AMP Capital chief economist Dr Shane Oliver told the same message to Domain last month.

"Stamp duty is a terrible tax, it should be repealed and this is the perfect time to do it," he said.

"The problem with stamp duty is that it’s a massive impost on a single transaction which inhibits economic decision-making in a less-than-optimal way."

Walsh said removing stamp duty would mean first home buyers could purchase sooner because that money would go towards their deposit.

"For example, in Queensland, the stamp duty on a $500,000 home is about $18,000.

"Say, a would-be buyer had saved $68,000, but no longer needed to pay stamp duty, their purchasing power has increased by a staggering 26 per cent."

However, some experts are against the idea of eliminating stamp duty, arguing it could inflate property prices and put it further out of reach of many Australians.

"If you take stamp duty away, you’re going to take away a massive barrier to entry and increase demand for property," Metropole Property Strategists director Michael Yardney wrote for Yahoo Finance this week.

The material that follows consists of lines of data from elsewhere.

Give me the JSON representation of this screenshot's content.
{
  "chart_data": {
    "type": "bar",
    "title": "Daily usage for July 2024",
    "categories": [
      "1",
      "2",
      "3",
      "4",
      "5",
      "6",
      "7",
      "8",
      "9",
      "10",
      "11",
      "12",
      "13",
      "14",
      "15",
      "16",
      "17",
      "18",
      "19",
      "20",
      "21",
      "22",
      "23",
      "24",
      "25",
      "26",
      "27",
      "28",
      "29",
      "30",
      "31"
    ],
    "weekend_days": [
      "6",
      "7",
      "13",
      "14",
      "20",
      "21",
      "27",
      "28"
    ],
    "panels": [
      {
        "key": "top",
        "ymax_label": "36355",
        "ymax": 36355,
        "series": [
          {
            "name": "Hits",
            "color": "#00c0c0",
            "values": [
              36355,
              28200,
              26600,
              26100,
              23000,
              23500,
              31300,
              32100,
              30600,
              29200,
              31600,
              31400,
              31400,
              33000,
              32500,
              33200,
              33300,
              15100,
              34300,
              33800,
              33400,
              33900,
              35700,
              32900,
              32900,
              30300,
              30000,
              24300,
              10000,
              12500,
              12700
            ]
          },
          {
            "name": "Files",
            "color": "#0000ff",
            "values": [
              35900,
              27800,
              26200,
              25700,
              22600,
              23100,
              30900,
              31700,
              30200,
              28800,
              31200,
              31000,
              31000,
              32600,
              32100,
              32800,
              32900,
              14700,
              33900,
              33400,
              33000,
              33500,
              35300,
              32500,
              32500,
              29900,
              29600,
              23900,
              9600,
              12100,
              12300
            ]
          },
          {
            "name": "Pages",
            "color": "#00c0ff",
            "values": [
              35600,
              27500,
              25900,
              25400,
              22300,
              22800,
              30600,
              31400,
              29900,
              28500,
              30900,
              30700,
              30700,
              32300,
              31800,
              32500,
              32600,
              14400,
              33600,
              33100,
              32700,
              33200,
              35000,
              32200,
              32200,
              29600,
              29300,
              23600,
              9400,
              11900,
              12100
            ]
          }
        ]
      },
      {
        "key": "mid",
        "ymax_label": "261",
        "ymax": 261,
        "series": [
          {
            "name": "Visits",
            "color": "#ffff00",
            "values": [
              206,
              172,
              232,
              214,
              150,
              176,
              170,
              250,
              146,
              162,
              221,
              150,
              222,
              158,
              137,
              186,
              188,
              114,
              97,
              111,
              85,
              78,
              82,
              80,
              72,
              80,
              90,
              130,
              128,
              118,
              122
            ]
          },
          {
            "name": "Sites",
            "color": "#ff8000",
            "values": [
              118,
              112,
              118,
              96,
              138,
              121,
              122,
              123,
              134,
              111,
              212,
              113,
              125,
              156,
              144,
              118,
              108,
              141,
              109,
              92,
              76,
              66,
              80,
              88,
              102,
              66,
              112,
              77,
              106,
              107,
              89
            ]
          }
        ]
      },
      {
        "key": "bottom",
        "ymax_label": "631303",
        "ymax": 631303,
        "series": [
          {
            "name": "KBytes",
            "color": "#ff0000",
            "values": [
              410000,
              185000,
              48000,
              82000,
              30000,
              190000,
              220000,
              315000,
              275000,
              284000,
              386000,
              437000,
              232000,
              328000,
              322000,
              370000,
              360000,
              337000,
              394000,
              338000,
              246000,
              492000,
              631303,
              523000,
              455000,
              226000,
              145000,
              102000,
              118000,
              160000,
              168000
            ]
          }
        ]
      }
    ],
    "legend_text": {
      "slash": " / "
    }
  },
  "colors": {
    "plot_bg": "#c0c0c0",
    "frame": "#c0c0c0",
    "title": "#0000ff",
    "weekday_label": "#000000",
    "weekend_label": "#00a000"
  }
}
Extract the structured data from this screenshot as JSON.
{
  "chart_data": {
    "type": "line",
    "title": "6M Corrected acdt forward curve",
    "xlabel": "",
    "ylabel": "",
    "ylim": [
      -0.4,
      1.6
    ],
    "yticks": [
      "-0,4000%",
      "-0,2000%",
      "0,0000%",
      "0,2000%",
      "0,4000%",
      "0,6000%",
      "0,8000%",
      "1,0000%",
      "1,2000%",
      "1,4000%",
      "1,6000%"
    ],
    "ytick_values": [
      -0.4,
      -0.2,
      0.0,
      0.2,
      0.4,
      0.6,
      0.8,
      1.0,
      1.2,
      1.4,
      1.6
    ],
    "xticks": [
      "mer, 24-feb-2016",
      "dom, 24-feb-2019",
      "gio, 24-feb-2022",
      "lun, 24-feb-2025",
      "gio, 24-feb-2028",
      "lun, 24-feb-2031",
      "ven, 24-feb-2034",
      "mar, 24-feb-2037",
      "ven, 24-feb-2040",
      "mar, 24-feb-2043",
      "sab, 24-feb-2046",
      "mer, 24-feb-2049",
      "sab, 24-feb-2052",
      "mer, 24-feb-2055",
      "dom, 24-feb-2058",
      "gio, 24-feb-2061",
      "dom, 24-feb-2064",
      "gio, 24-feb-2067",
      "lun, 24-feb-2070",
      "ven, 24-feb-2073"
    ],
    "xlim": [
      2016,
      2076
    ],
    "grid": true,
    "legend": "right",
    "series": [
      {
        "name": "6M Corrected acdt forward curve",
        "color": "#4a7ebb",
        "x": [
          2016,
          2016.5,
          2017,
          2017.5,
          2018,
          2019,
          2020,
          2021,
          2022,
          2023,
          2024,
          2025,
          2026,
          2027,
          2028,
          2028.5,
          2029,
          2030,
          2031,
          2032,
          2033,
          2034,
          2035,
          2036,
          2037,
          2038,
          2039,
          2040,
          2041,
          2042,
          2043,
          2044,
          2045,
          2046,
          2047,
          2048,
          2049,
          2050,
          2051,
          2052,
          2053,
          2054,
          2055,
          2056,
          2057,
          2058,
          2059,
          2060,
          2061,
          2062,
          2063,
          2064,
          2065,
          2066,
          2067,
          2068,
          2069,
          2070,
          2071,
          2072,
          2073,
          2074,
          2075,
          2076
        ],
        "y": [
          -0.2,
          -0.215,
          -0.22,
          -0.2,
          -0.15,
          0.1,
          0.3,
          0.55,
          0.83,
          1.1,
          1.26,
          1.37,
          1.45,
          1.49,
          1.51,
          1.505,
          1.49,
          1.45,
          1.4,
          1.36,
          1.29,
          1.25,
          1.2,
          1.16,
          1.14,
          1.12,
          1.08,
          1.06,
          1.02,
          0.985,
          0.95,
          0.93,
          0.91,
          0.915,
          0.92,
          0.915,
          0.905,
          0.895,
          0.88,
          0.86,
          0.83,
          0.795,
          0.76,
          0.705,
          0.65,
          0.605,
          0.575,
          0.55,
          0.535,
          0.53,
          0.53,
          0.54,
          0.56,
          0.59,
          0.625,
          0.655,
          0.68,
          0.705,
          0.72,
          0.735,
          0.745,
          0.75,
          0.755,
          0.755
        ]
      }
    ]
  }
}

"This could push property prices higher and create an artificial property bubble as demand soars."

State governments rely heavily on stamp duty for revenue, so how can this income be replaced?

The proposal from most experts who want stamp duty scrapped is an annual land tax.

"How that will look in practice is not clear, but it’s likely to include an annual fee of a few hundred dollars for all property owners based on the rateable value of their land," said Walsh.

"That system would ultimately be more equitable whilst also providing the income that government’s need from year to year."

Yardney said the current system is already fair, and a land tax would punish people who are not in the property market – or who have already paid massive stamp duty.

"If you don’t buy property, you don’t pay it," he wrote of stamp duty.

"It may not be fun, but it is fair.

"Now, rather than a discretionary tax, every single person in Australia is going to end up paying a little extra for broader taxes that bite at everyone’s budget."

Big reforms usually occur in democracies because of a change in government, but this is a unique chance to enact meaningful change without political upheaval, according to Walsh.

"While all of us would prefer that coronavirus never existed, its impact long-term on our society may also include leaving a legacy of a fairer taxation system for everyone."